Rift valley council of elders want the national Government to compensate some 41,000 surviving members of Kenyan freedom fighters after a London court dismissed their case.
A group of Mau Mau veterans had lodged a case in a British court seeking compensation for torture meted on them by the colonial government.
It was an unceremonious end to the quest to receive compensation for atrocities committed by the British government during the struggle for independence on the 41000 freedom fighters after they lost their case before a British court.
The surviving freedom fighters had hoped to get an allocation from the United Kingdom just like the 5,228 Kenyans, mostly Mau Mau veterans, who had sued earlier and got a total of 2.7 billion shillings in an out-of-court settlement reached in 2013.

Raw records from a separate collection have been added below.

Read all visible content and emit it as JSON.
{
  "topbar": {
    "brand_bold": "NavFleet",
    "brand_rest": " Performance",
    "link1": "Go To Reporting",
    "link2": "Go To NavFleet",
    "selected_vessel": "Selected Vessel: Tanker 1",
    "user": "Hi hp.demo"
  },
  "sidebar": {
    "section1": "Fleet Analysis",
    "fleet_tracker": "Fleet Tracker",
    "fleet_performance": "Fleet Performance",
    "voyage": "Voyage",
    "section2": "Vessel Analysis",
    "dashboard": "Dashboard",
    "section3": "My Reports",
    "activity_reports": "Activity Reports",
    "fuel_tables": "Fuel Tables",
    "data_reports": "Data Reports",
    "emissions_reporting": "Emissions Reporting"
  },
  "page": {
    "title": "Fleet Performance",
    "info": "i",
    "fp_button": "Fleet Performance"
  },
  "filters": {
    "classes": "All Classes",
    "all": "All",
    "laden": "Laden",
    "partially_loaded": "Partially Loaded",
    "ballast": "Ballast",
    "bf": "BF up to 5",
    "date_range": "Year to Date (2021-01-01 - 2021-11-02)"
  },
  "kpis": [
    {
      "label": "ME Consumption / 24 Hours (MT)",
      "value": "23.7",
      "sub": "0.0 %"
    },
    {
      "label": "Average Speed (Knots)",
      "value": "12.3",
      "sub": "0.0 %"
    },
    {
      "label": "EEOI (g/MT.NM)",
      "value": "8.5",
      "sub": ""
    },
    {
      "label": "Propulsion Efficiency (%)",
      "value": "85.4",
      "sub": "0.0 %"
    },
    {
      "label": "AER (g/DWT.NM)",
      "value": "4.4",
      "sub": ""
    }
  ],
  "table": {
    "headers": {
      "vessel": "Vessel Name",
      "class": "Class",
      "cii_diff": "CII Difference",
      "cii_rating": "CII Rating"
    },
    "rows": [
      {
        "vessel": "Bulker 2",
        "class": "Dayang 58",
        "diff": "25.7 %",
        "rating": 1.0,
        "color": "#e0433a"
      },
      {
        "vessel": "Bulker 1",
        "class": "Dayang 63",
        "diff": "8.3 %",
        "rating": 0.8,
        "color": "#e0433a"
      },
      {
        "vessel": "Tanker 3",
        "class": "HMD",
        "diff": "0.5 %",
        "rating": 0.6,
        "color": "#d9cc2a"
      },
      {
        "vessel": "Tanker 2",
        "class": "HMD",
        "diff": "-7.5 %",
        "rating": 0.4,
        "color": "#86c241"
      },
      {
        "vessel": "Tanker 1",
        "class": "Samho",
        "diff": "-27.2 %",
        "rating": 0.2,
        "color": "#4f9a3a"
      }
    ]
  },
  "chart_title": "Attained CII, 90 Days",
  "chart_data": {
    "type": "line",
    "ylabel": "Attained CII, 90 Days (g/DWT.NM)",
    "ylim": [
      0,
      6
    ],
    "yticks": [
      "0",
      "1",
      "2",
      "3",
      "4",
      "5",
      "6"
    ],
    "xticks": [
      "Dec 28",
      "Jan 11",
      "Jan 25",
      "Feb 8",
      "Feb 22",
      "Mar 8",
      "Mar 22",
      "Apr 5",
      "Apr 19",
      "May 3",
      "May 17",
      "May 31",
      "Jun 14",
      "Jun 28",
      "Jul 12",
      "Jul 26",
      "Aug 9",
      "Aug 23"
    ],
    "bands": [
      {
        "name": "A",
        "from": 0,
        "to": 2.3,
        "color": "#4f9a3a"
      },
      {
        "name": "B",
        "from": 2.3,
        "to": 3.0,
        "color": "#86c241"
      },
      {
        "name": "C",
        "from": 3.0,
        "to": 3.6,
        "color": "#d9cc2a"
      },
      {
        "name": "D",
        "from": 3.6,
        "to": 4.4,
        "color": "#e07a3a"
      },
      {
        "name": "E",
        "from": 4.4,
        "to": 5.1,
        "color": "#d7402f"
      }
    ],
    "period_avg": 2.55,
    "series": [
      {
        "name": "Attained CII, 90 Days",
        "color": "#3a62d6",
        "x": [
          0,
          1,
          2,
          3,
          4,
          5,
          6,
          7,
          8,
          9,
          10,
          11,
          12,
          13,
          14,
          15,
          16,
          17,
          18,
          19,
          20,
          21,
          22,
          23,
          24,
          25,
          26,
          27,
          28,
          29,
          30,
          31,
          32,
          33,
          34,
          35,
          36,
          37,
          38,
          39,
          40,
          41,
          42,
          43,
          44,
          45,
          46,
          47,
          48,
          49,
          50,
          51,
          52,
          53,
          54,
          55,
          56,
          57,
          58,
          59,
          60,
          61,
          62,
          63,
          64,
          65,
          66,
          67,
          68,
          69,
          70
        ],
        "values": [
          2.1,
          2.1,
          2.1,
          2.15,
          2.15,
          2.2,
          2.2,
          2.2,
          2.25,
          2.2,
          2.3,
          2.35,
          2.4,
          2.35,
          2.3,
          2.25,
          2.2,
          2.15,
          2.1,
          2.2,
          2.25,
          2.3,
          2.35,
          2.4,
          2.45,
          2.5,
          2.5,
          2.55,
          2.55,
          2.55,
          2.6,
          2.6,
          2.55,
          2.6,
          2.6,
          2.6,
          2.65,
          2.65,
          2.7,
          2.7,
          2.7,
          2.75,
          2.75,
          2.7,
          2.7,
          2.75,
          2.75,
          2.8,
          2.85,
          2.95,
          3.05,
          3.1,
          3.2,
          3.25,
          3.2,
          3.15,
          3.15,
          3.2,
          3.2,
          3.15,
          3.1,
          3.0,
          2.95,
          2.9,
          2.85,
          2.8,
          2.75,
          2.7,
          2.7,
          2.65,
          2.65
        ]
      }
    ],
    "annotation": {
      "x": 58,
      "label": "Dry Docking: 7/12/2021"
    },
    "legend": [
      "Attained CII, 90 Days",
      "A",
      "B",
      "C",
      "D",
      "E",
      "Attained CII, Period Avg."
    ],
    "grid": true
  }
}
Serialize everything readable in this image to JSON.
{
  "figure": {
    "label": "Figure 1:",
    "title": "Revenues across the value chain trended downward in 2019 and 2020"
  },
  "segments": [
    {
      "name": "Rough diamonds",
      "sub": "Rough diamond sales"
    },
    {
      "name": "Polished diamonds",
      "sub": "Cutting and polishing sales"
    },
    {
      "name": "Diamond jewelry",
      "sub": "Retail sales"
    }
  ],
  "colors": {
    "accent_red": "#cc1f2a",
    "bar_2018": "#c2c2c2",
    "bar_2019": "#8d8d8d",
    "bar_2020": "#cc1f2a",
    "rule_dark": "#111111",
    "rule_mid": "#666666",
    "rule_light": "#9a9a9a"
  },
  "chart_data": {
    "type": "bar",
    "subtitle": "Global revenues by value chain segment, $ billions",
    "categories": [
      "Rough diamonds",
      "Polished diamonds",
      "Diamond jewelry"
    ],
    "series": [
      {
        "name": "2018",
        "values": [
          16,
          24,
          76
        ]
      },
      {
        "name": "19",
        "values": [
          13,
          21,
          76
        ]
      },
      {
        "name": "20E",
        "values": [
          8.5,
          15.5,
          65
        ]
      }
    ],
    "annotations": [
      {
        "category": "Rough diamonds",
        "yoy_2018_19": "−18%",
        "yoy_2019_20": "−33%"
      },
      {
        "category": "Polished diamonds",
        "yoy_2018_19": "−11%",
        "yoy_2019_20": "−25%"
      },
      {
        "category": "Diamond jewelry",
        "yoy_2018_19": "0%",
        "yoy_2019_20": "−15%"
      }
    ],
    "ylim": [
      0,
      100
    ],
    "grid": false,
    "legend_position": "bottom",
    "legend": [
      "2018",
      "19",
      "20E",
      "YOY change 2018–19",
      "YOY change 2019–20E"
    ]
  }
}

Led by the group’s patron Gilbert Kabage who termed the dismissal as unfortunate, the veterans said the Kenyan government has an obligation to compensate them after they were denied justice abroad.
According to him, there was no need to celebrate Mashujaa day if the freedom fighters were still languishing in poverty without any support from the government.
Kabage accusing the British court of failing to address critical matters raised in the after the judge struck it out on grounds that the case was filed out of time.
In the judgment, Justice Stewart of the Queen’s Bench Division of the High Court said the time difference from the time the alleged atrocities happened and when the case was lodged was too long to enable a competent trial.